Turkey’s interests in Syria tilt away from Russia toward U.S. - columnist

Turkey increasingly has reason to work with the United States in Syria, where the complex situation has placed its deal with Moscow to prevent conflict in Idlib in serious peril, said Habertürk news site columnist Muharrem Sarıkaya on Friday. 

Turkey and the United States last week started efforts to establish a joint operations centre in Turkey for a planned safe zone in northern Syria. The advances of the Syrian government forces backed by Moscow in neighbouring Idlib has put Turkey under the risk of a new refugee influx from the province which is home to 3 million people according to UN estimates. 

The situation in Idlib shows that Turkey and Russia’s interests in Syria have been diverging because Moscow’s support for Damascus risks Turkey’s efforts to secure its borders by keeping Idlib as a buffer zone, Sarıkaya said. The number of issues that the two countries can agree on decreases each day, the columnist said.

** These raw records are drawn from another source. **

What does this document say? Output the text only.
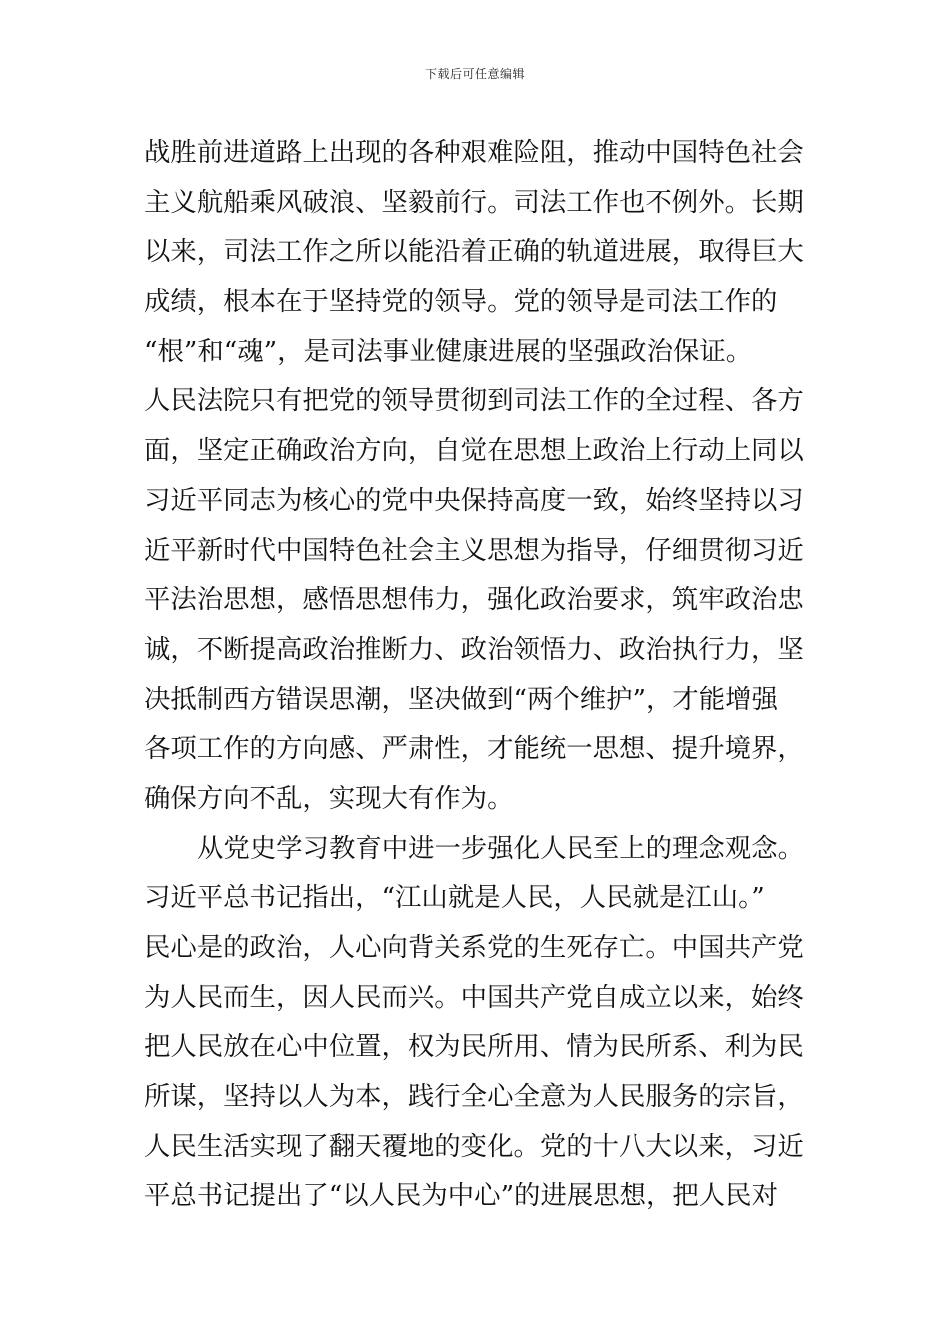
下载后可任意编辑
战胜前进道路上出现的各种艰难险阻，推动中国特色社会
主义航船乘风破浪、坚毅前行。司法工作也不例外。长期
以来，司法工作之所以能沿着正确的轨道进展，取得巨大
成绩，根本在于坚持党的领导。党的领导是司法工作的
“根”和“魂”，是司法事业健康进展的坚强政治保证。
人民法院只有把党的领导贯彻到司法工作的全过程、各方
面，坚定正确政治方向，自觉在思想上政治上行动上同以
习近平同志为核心的党中央保持高度一致，始终坚持以习
近平新时代中国特色社会主义思想为指导，仔细贯彻习近
平法治思想，感悟思想伟力，强化政治要求，筑牢政治忠
诚，不断提高政治推断力、政治领悟力、政治执行力，坚
决抵制西方错误思潮，坚决做到“两个维护”，才能增强
各项工作的方向感、严肃性，才能统一思想、提升境界，
确保方向不乱，实现大有作为。
从党史学习教育中进一步强化人民至上的理念观念。
习近平总书记指出，“江山就是人民，人民就是江山。”
民心是的政治，人心向背关系党的生死存亡。中国共产党
为人民而生，因人民而兴。中国共产党自成立以来，始终
把人民放在心中位置，权为民所用、情为民所系、利为民
所谋，坚持以人为本，践行全心全意为人民服务的宗旨，
人民生活实现了翻天覆地的变化。党的十八大以来，习近
平总书记提出了“以人民为中心”的进展思想，把人民对
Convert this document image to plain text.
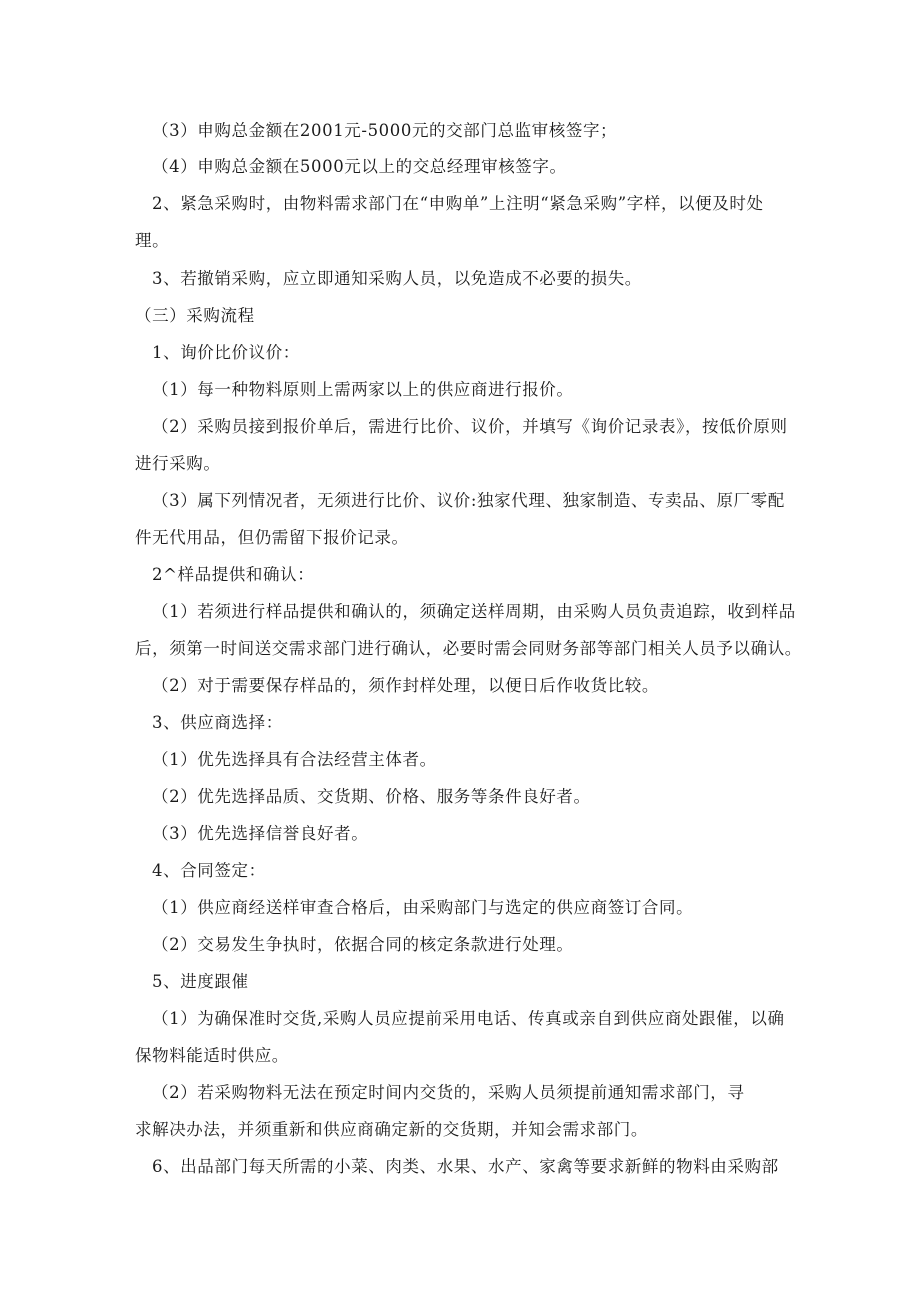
（3）申购总金额在2001元-5000元的交部门总监审核签字；
（4）申购总金额在5000元以上的交总经理审核签字。
2、紧急采购时，由物料需求部门在“申购单”上注明“紧急采购”字样，以便及时处
理。
3、若撤销采购，应立即通知采购人员，以免造成不必要的损失。
（三）采购流程
1、询价比价议价：
（1）每一种物料原则上需两家以上的供应商进行报价。
（2）采购员接到报价单后，需进行比价、议价，并填写《询价记录表》，按低价原则
进行采购。
（3）属下列情况者，无须进行比价、议价:独家代理、独家制造、专卖品、原厂零配
件无代用品，但仍需留下报价记录。
2^样品提供和确认：
（1）若须进行样品提供和确认的，须确定送样周期，由采购人员负责追踪，收到样品
后，须第一时间送交需求部门进行确认，必要时需会同财务部等部门相关人员予以确认。
（2）对于需要保存样品的，须作封样处理，以便日后作收货比较。
3、供应商选择：
（1）优先选择具有合法经营主体者。
（2）优先选择品质、交货期、价格、服务等条件良好者。
（3）优先选择信誉良好者。
4、合同签定：
（1）供应商经送样审查合格后，由采购部门与选定的供应商签订合同。
（2）交易发生争执时，依据合同的核定条款进行处理。
5、进度跟催
（1）为确保准时交货,采购人员应提前采用电话、传真或亲自到供应商处跟催，以确
保物料能适时供应。
（2）若采购物料无法在预定时间内交货的，采购人员须提前通知需求部门，寻
求解决办法，并须重新和供应商确定新的交货期，并知会需求部门。
6、出品部门每天所需的小菜、肉类、水果、水产、家禽等要求新鲜的物料由采购部
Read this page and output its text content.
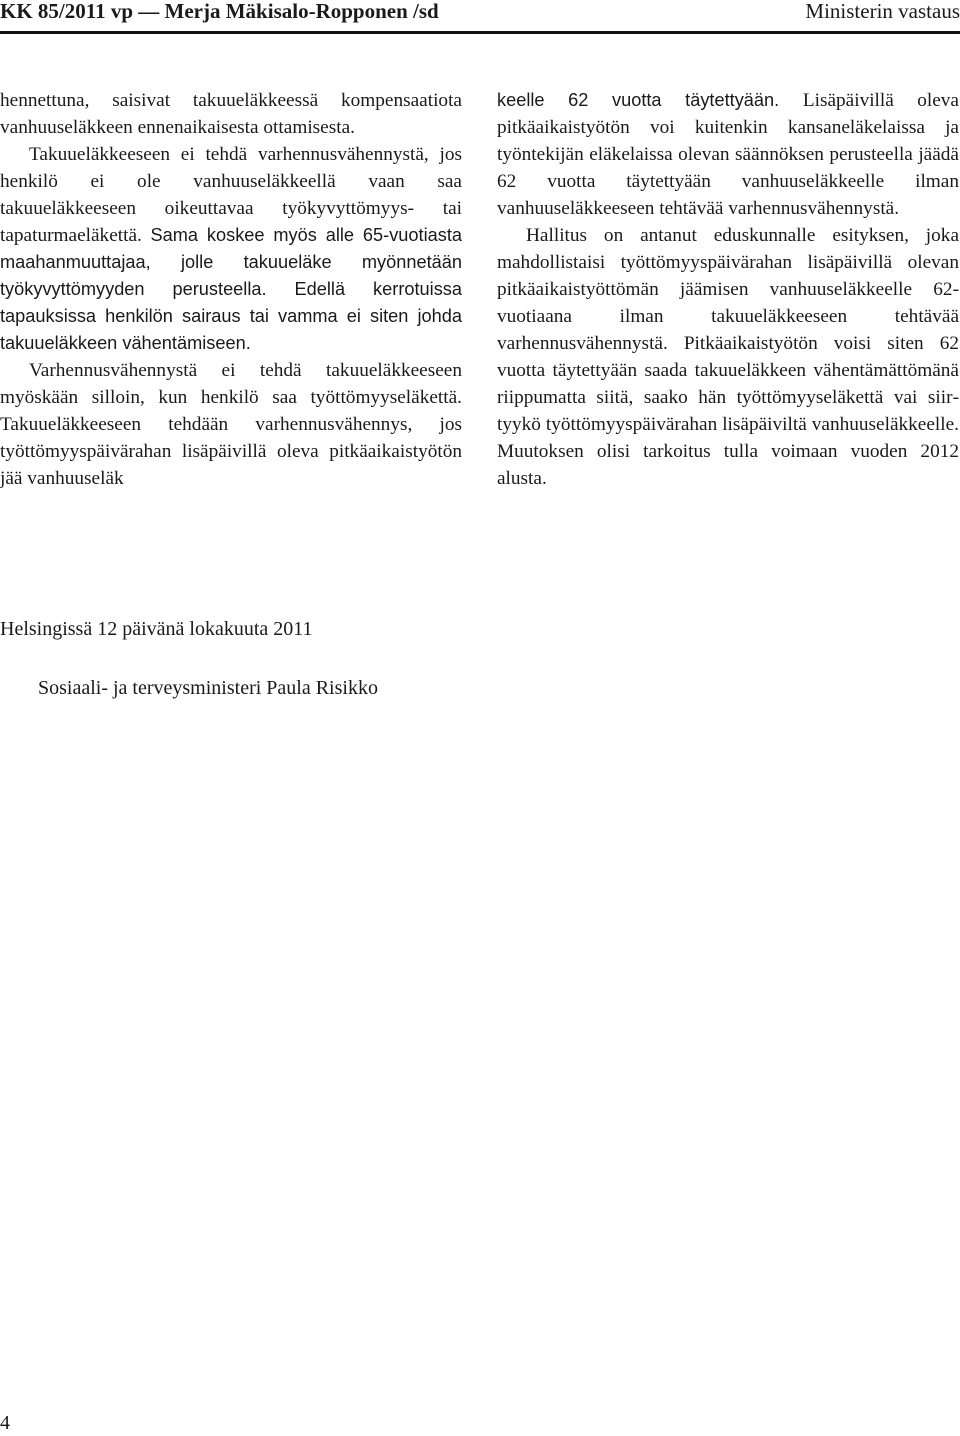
KK 85/2011 vp — Merja Mäkisalo-Ropponen /sd	Ministerin vastaus

hennettuna, saisivat takuueläkkeessä kompensaatiota vanhuuseläkkeen ennenaikaisesta ottamisesta.

Takuueläkkeeseen ei tehdä varhennusvähennystä, jos henkilö ei ole vanhuuseläkkeellä vaan saa takuueläkkeeseen oikeuttavaa työkyvyttömyys- tai tapaturmaeläkettä. Sama koskee myös alle 65-vuotiasta maahanmuuttajaa, jolle takuueläke myönnetään työkyvyttömyyden perusteella. Edellä kerrotuissa tapauksissa henkilön sairaus tai vamma ei siten johda takuueläkkeen vähentämiseen.

Varhennusvähennystä ei tehdä takuueläkkeeseen myöskään silloin, kun henkilö saa työttömyyseläkettä. Takuueläkkeeseen tehdään varhennusvähennys, jos työttömyyspäivärahan lisäpäivillä oleva pitkäaikaistyötön jää vanhuuseläk

keelle 62 vuotta täytettyään. Lisäpäivillä oleva pitkäaikaistyötön voi kuitenkin kansaneläkelaissa ja työntekijän eläkelaissa olevan säännöksen perusteella jäädä 62 vuotta täytettyään vanhuuseläkkeelle ilman vanhuuseläkkeeseen tehtävää varhennusvähennystä.

Hallitus on antanut eduskunnalle esityksen, joka mahdollistaisi työttömyyspäivärahan lisäpäivillä olevan pitkäaikaistyöttömän jäämisen vanhuuseläkkeelle 62-vuotiaana ilman takuueläkkeeseen tehtävää varhennusvähennystä. Pitkäaikaistyötön voisi siten 62 vuotta täytettyään saada takuueläkkeen vähentämättömänä riippumatta siitä, saako hän työttömyyseläkettä vai siirtyykö työttömyyspäivärahan lisäpäiviltä vanhuuseläkkeelle. Muutoksen olisi tarkoitus tulla voimaan vuoden 2012 alusta.

Helsingissä 12 päivänä lokakuuta 2011
Sosiaali- ja terveysministeri Paula Risikko
4
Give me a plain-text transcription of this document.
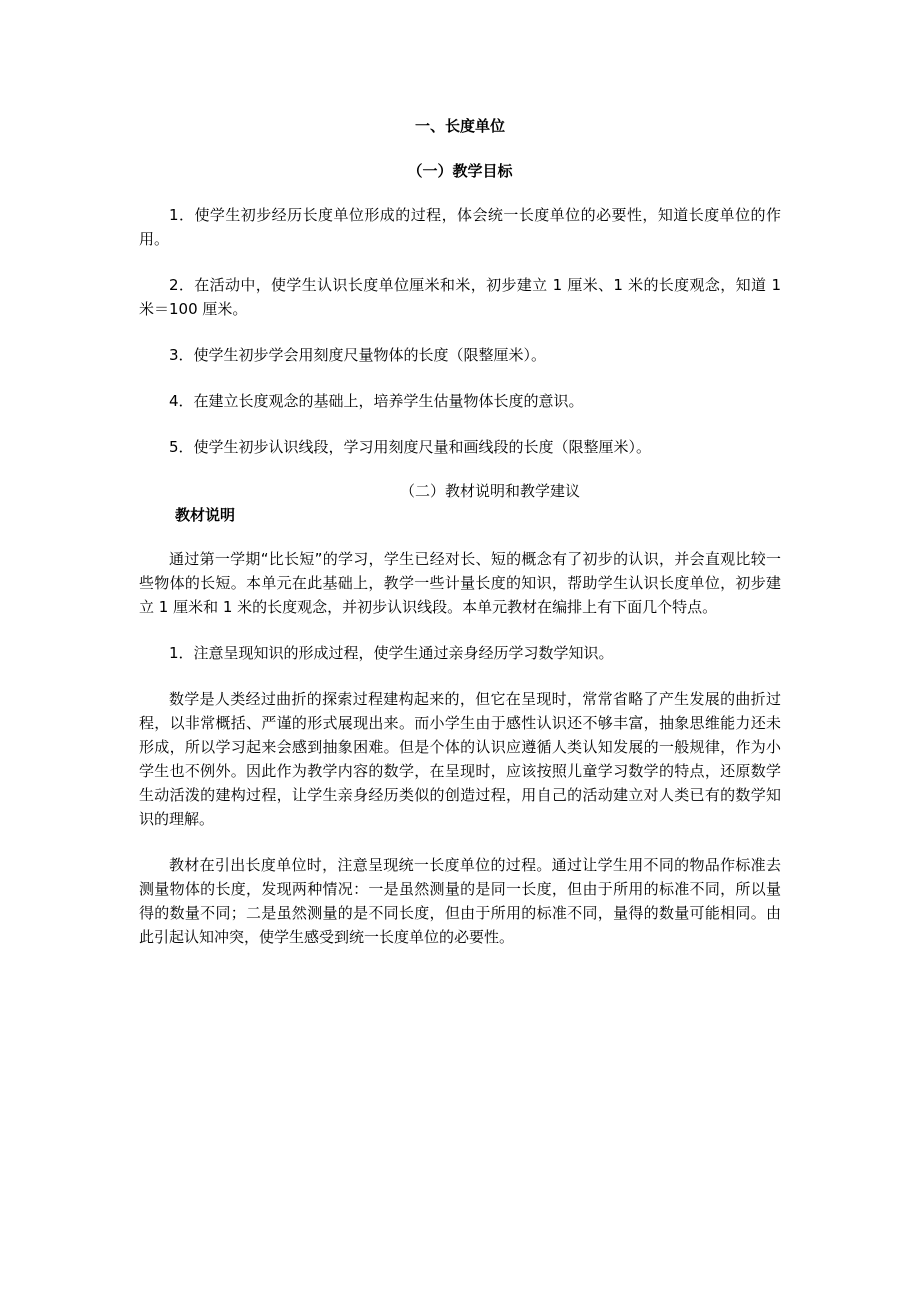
一、长度单位

（一）教学目标

1．使学生初步经历长度单位形成的过程，体会统一长度单位的必要性，知道长度单位的作用。

2．在活动中，使学生认识长度单位厘米和米，初步建立 1 厘米、1 米的长度观念，知道 1 米＝100 厘米。

3．使学生初步学会用刻度尺量物体的长度（限整厘米）。

4．在建立长度观念的基础上，培养学生估量物体长度的意识。

5．使学生初步认识线段，学习用刻度尺量和画线段的长度（限整厘米）。

（二）教材说明和教学建议

教材说明

通过第一学期“比长短”的学习，学生已经对长、短的概念有了初步的认识，并会直观比较一些物体的长短。本单元在此基础上，教学一些计量长度的知识，帮助学生认识长度单位，初步建立 1 厘米和 1 米的长度观念，并初步认识线段。本单元教材在编排上有下面几个特点。

1．注意呈现知识的形成过程，使学生通过亲身经历学习数学知识。

数学是人类经过曲折的探索过程建构起来的，但它在呈现时，常常省略了产生发展的曲折过程，以非常概括、严谨的形式展现出来。而小学生由于感性认识还不够丰富，抽象思维能力还未形成，所以学习起来会感到抽象困难。但是个体的认识应遵循人类认知发展的一般规律，作为小学生也不例外。因此作为教学内容的数学，在呈现时，应该按照儿童学习数学的特点，还原数学生动活泼的建构过程，让学生亲身经历类似的创造过程，用自己的活动建立对人类已有的数学知识的理解。

教材在引出长度单位时，注意呈现统一长度单位的过程。通过让学生用不同的物品作标准去测量物体的长度，发现两种情况：一是虽然测量的是同一长度，但由于所用的标准不同，所以量得的数量不同；二是虽然测量的是不同长度，但由于所用的标准不同，量得的数量可能相同。由此引起认知冲突，使学生感受到统一长度单位的必要性。
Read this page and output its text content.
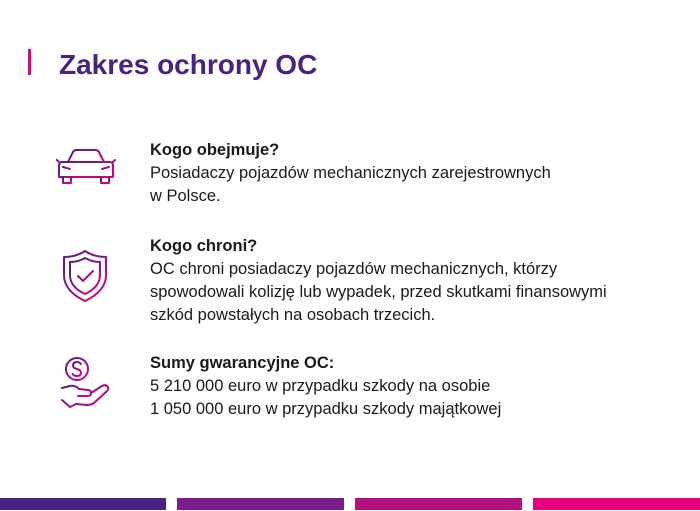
Zakres ochrony OC
Kogo obejmuje?
Posiadaczy pojazdów mechanicznych zarejestrownych
w Polsce.
Kogo chroni?
OC chroni posiadaczy pojazdów mechanicznych, którzy
spowodowali kolizję lub wypadek, przed skutkami finansowymi
szkód powstałych na osobach trzecich.
Sumy gwarancyjne OC:
5 210 000 euro w przypadku szkody na osobie
1 050 000 euro w przypadku szkody majątkowej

Ankara and Moscow in September agreed to establish a de-escalation zone in Idlib to prevent a possible offensive by Syrian forces against the last major rebel-held enclave in the country. Turkey assumed the responsibility of removing jihadi fighters and established 12 observation posts in the region.

The Syrian government started a military incursion into Idlib in April, after the jihadi group Tahrir al-Sham (HTS) gained dominance in the province and launched attacks on neighbouring areas despite Moscow’s demands from Turkey to clear it from the de-escalation zone.

Syrian forces entered the town of Khan Sheikhoun this week, effectively cutting off Turkish troops at a military post near the town of Morek, 70 kilometres (45 miles) inside Syria.

“The Idlib agreement, which helped both Russia and Turkey save time, had worked like aspirin by easing the crisis for some time, but eventually what had been expected happened and it has started to deepen the problem,” Sarıkaya said.  

“The Syrian seesaw changed positions again. While partnership opportunities have increased on the east of the River Euphrates where the United States is dominant, they have decreased in places where Russia is dominant,” he said. 

Sarıkaya said a trilateral summit between Turkey, Russia, and Iran on Sept. 16 might fail to solve the diverging interests of Moscow and Ankara.